The View from Mary's Farm for October
September 15, 2009
On the Edge of OctoberThere are many things that I love about this area but one of my strongest pulls is from the legacy of art that underlies this and our surrounding towns. Beautiful landscape paintings seem like the very earth beneath our feet here or at least this earth is the sustenance out of which these paintings have grown. Many artists have lived here. Their life stories are as fascinating as their works. Albert Quigley lived in the nearby town of Nelson. He died in 1961 so I never knew him but I have heard so many stories, I feel as if I did. He lived in a tumble-down house near the town green where he raised his family, clearing off the kitchen table in order to paint and trading his paintings for groceries and odd jobs that he needed done. The births of all three of his children were paid for with paintings. Quig could do many things – he was a master fiddler and when he wasn’t painting, he worked long hours at the local woolen mill – but he was also remembered for his gentle nature and good heart.

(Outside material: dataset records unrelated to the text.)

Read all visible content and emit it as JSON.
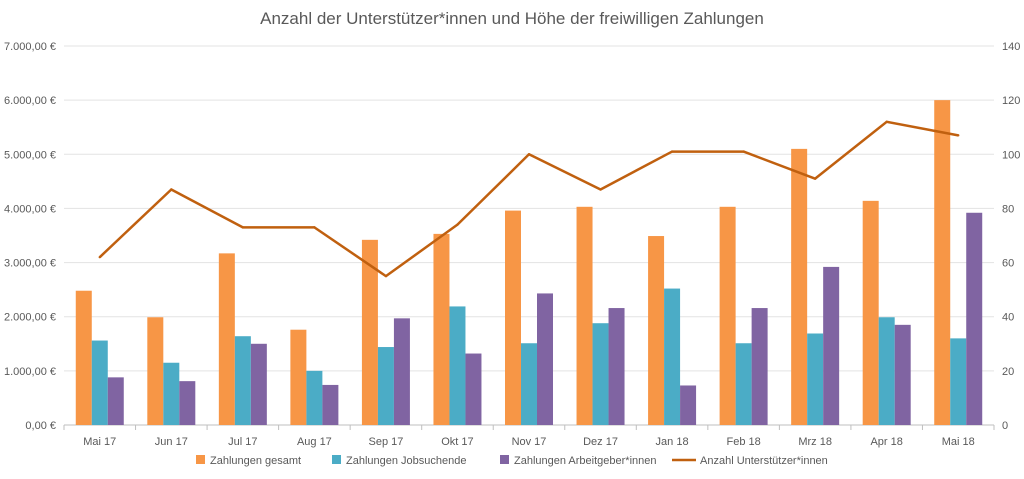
{
  "chart_data": {
    "type": "bar",
    "title": "Anzahl der Unterstützer*innen und Höhe der freiwilligen Zahlungen",
    "categories": [
      "Mai 17",
      "Jun 17",
      "Jul 17",
      "Aug 17",
      "Sep 17",
      "Okt 17",
      "Nov 17",
      "Dez 17",
      "Jan 18",
      "Feb 18",
      "Mrz 18",
      "Apr 18",
      "Mai 18"
    ],
    "series": [
      {
        "name": "Zahlungen gesamt",
        "type": "bar",
        "axis": "left",
        "color": "#F79646",
        "values": [
          2480,
          1990,
          3170,
          1760,
          3420,
          3530,
          3960,
          4030,
          3490,
          4030,
          5100,
          4140,
          6000
        ]
      },
      {
        "name": "Zahlungen Jobsuchende",
        "type": "bar",
        "axis": "left",
        "color": "#4BACC6",
        "values": [
          1560,
          1150,
          1640,
          1000,
          1440,
          2190,
          1510,
          1880,
          2520,
          1510,
          1690,
          1990,
          1600
        ]
      },
      {
        "name": "Zahlungen Arbeitgeber*innen",
        "type": "bar",
        "axis": "left",
        "color": "#8064A2",
        "values": [
          880,
          810,
          1500,
          740,
          1970,
          1320,
          2430,
          2160,
          730,
          2160,
          2920,
          1850,
          3920
        ]
      },
      {
        "name": "Anzahl Unterstützer*innen",
        "type": "line",
        "axis": "right",
        "color": "#C0600F",
        "values": [
          62,
          87,
          73,
          73,
          55,
          74,
          100,
          87,
          101,
          101,
          91,
          112,
          107
        ]
      }
    ],
    "y_left": {
      "ylim": [
        0,
        7000
      ],
      "ticks": [
        "0,00 €",
        "1.000,00 €",
        "2.000,00 €",
        "3.000,00 €",
        "4.000,00 €",
        "5.000,00 €",
        "6.000,00 €",
        "7.000,00 €"
      ]
    },
    "y_right": {
      "ylim": [
        0,
        140
      ],
      "ticks": [
        "0",
        "20",
        "40",
        "60",
        "80",
        "100",
        "120",
        "140"
      ]
    },
    "grid": true,
    "legend_position": "bottom"
  }
}
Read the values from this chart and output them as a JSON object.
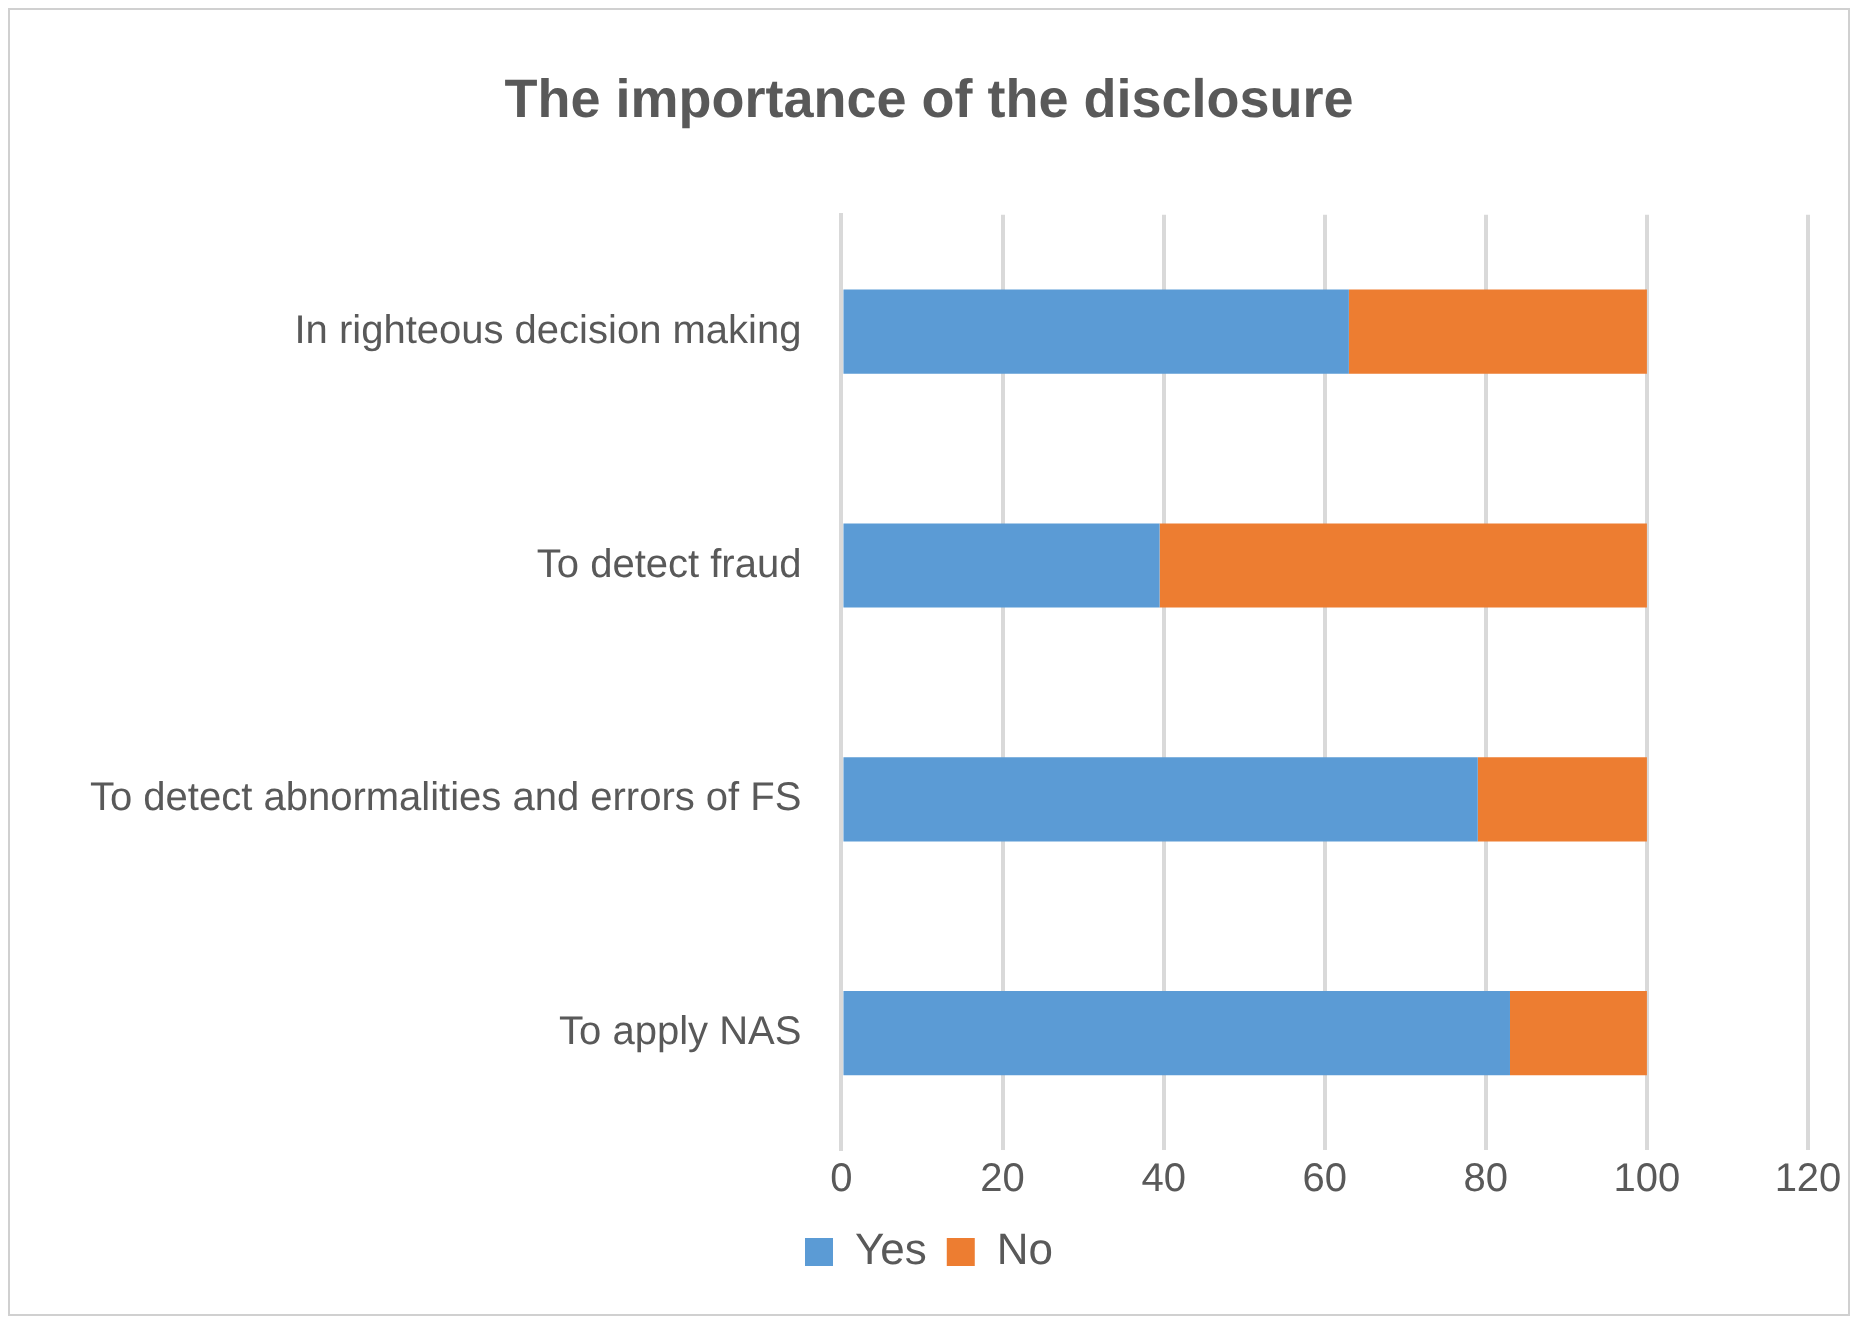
{
  "chart_data": {
    "type": "bar",
    "orientation": "horizontal",
    "stacked": true,
    "title": "The importance of the disclosure",
    "categories": [
      "In righteous decision making",
      "To detect fraud",
      "To detect abnormalities and errors of FS",
      "To apply NAS"
    ],
    "series": [
      {
        "name": "Yes",
        "color": "#5b9bd5",
        "values": [
          63,
          39.5,
          79,
          83
        ]
      },
      {
        "name": "No",
        "color": "#ed7d31",
        "values": [
          37,
          60.5,
          21,
          17
        ]
      }
    ],
    "xlim": [
      0,
      120
    ],
    "xticks": [
      0,
      20,
      40,
      60,
      80,
      100,
      120
    ],
    "grid": "x",
    "legend": "bottom"
  }
}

His son, Barney, lives now in New York City, but each spring, he and his wife Nancy return to a remote cabin beside one of our beautiful lakes. With floors that seemed they might give way with each step and a roof that sagged and sometimes leaked, the cabin was at the edge of the lake on a little spit of land, nothing in sight but water and the trees on the other side. All those years, Barney rented from an old fellow who owned a lot of lake frontage and rented out camps to eager city folk. He kept them the way he kept his own house and his clothes – threadbare to say the least. But Barney didn’t mind, in fact, I’m pretty sure he liked it that way. More like home. But, as is the way in this life, the old man of the lake died and his land went to his heirs and there has been quite a lot of change as a result. One of them was Barney’s camp. One summer, Barney and Nancy stayed somewhere else while the old camp was torn up and rebuilt, a new version of the old. They looked forward to the time when their old place, now new, would be ready.

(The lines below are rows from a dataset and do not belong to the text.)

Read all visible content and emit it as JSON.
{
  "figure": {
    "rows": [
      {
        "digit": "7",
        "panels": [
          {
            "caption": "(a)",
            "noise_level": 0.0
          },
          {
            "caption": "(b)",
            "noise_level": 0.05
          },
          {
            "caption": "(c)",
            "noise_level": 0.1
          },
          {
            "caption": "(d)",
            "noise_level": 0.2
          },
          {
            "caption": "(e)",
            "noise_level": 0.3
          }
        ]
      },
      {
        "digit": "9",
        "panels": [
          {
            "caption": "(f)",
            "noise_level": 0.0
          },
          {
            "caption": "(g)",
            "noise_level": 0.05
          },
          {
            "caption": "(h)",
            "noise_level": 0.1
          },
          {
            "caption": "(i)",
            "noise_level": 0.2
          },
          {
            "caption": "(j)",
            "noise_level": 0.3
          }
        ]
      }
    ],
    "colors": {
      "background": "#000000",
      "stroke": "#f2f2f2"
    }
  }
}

Quig’s paintings have an evocative, almost elegiac palette of grey with hints of pink. He seemed drawn to the edges of the season, the cusp of change. Last fall, Barney and Nancy’s new Shangri-la was ready and they asked me for dinner, late one October day. Walking into the new place seemed like a shift out of time, nothing reminiscent of the old place except a few familiar pieces of furniture. New appliances shone out from the wall and the smell of fresh cut pine lingered throughout. They invited me out onto the big new deck that all but overhangs the water. An unobstructed view of the water lay before us. The trees on the other side of the lake were bright with their end-of-summer colors which reflected in the dark water as the sun set. Like something Quig might have painted. Loons made their mournful calls. We sat out there until the last faint pink colors on the water faded to black and then went inside where Barney and Nancy laid a feast on the same old table whose legs now rested on solid floors. Then we raised our glasses in toast to the next several generations of memories. And to the tipping point of October.